İnsanlarla İletişiminizde Size Güç Verecek Bu Soruyu Biliyor Musunuz?

ebeveyn | sakinlik

Anlaşıldığımızı hissetmek hepimizin en temel ihtiyaçlarından biri.

İletişim sorunlarımızın büyük bölümü birbirimizi tam ve doğru anlamadan kendimizi ifade ve karşımızdakini ikna etmeye çalışma kaynaklı.

Etkili İnsanların 7 Alışkanlığı kitabının yazarı Steven Covey’nin önerdiği alışkanlıklardan biri de tam olarak bununla ilgili, diyor ki;

"Önce anlamaya çalış, sonra anlaşılmaya."

Karşımızdaki insanı anlamaya çalışmak söylemesi kolay, yapması her zaman o kadar da kolay değil.

Ama öyle bir soru var ki, iletişimdeki etkisi ve sihiri gerçekten inanılmaz, o da şu:

Doğru mu anladım?” sorusu.

Yani önce karşımızdaki insanın ne anlatmaya çalıştığını, ne hissettiğini, ne istediği anlamaya çalışarak dinleyip ondan sonra anladığımızı ona geri özetleyip seni “doğru mu anladım?” diye sorarak doğru anlayıp anlamadığınızı teyit etmek.

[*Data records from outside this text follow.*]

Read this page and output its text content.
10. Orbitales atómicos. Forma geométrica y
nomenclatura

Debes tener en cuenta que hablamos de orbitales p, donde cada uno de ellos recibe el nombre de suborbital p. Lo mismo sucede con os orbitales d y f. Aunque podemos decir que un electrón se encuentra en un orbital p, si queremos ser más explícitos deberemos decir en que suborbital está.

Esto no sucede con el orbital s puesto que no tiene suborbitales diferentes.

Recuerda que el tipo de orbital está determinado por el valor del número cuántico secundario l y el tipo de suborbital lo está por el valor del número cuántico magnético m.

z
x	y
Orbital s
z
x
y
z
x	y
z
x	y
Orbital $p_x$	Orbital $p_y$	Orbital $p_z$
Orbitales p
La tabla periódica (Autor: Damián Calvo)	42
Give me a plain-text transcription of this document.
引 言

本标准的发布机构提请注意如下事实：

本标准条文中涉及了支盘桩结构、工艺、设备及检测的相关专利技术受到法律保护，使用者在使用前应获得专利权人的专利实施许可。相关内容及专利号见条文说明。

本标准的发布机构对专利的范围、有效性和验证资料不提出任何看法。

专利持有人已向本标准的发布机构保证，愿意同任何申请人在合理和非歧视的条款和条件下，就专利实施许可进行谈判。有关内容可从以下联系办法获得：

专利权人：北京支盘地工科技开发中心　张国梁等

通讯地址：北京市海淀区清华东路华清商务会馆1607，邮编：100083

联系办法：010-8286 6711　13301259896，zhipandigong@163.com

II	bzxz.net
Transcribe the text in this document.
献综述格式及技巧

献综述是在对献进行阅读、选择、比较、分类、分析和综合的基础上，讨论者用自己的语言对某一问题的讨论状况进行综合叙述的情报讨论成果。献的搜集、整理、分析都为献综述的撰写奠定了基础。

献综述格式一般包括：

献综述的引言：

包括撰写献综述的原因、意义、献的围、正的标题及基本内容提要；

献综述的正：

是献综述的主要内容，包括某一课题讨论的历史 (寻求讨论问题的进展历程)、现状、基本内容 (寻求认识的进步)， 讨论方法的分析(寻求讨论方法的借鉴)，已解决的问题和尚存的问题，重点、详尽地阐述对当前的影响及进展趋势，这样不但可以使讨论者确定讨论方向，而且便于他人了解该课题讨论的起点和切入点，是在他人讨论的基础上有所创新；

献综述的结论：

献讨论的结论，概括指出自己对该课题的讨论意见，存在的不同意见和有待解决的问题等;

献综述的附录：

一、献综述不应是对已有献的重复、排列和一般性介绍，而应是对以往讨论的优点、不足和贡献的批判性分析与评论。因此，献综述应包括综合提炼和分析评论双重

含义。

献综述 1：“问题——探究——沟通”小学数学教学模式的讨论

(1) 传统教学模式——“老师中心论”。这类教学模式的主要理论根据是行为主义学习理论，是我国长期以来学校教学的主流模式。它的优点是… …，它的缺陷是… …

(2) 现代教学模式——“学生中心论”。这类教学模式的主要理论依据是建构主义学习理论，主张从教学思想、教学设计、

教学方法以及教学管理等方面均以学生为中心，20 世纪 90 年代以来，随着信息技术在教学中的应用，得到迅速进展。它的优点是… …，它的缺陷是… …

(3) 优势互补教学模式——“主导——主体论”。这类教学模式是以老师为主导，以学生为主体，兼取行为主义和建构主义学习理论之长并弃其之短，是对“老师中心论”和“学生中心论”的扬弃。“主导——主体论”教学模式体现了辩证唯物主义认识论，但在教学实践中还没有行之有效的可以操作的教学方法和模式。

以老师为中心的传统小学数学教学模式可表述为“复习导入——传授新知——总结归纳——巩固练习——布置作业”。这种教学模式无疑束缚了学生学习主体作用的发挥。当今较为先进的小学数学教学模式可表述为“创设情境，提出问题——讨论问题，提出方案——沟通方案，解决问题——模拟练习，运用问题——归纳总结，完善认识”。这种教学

Çok basit bir adım gibi görünebilir ama 3 çok önemli faydası var:

  1. Kafamızda bir sonra vereceğimiz karşı cevabı planlamak yerine, gerçekten o insanı anlamaya odaklanmamıza yardımcı. Bu şekilde o insanı yüzeysel olarak değil gerçekten ihtiyacını, düşüncesini ve duygusunu anlama imkanımız oluyor. Bu olduğu anda çok daha etkin iletişim kurabiliyor, çok daha sakin olabiliyoruz, çok daha çözüm odaklı olabiliyoruz, gereksiz yere olayların büyümesini engelleyebiliyoruz. Sonuçta gerçekten bir kişiyi ne kadar iyi anlarsak o kadar etkili iletişim kurabiliriz.
  2. Karşımızdaki insan onu anlamaya çalışmak için sarfettiğimiz çabayı görüyor, daha fazla anlaşıldığını hissediyor ve savunmaya geçmek yerine o da daha uzlaşmacı olabiliyor.
  3. Karşımızdaki kişi de aslında o an ne istediği, ne düşündüğü ve hissettiği konusunda tam net olmayabilir ve bunun sıkıntısıyla daha iletişime kapalı agresif konuşuyor olabilir. Bu sorumuz onun da kendi içinde iyice netleşmesine yardımcı olacaktır ve büyük ihtimalle bunu çok takdir edecektir.

Çocuğumuzla, eşimizle, akrabalarımızla, arkadaşlarımızda, iş hayatında ve heryerde önce gerçekten anlamaya çalışarak dinlemek, sonra anladığımızı geri özetleyip, “doğru mu anladım?” diye sormak, iletişimde tıkanıyor olduğumuzu hissettiğimiz noktadaki yegane kurtarıcımız.

Bu noktadan sonra da 2 şey olabilir:

  1. Kişi “evet, doğru anladın, aynen bu” diyebilir. Anladığınız şey size uyabilir veya uymayabilir, o kişiyi doğru anlamak illa isteklerini kabul etmek anlamına gelmiyor. Ama en azından bu noktadan sonraki iletişiminize yanlış anlaşılmalara meydan vermeden konuşmaya devam ediyor olursunuz, bu da çözüme ulaşmayı kolaylaştırır.
  2. Kişi “hayır, demek istediğim bu değildi, şuydu” şeklinde sizi düzeltebilir. Zaten bu sorunun faydası da en çok bu gibi durumlarda ortaya çıkar çünkü birisini tam anlamadan bir konuda tartışmaya devam etmek genelde sinirlerin gerileceği, hiçbirşeyin çözülemeyeceği ve her iki tarafın da kaybedeceği bir noktaya doğru gider. Gerçekten anlayana kadar bu sürece devam ederseniz daha sakin, daha medeni ve uzlaşmacı şekilde iletişime devam etme şansınız artar.

Bu soruyla kaybedeceğimiz hiç birşey yok, kazanacağımız çok şey var.

En büyük kazancımız da artık o kişi “karşımızda” olmaktan çıkıp “yanımızda” olarak iletişime devam edebilmek, farklı düşünmeye devam etsek bile, rakip gibi değil, aynı takımdan iki kişi gibi iletişim kurabilmek olacak.

Bu da söz konusu özellikle eşimiz ve çocuklarımız olunca oldukça kıymetli bir kazanç.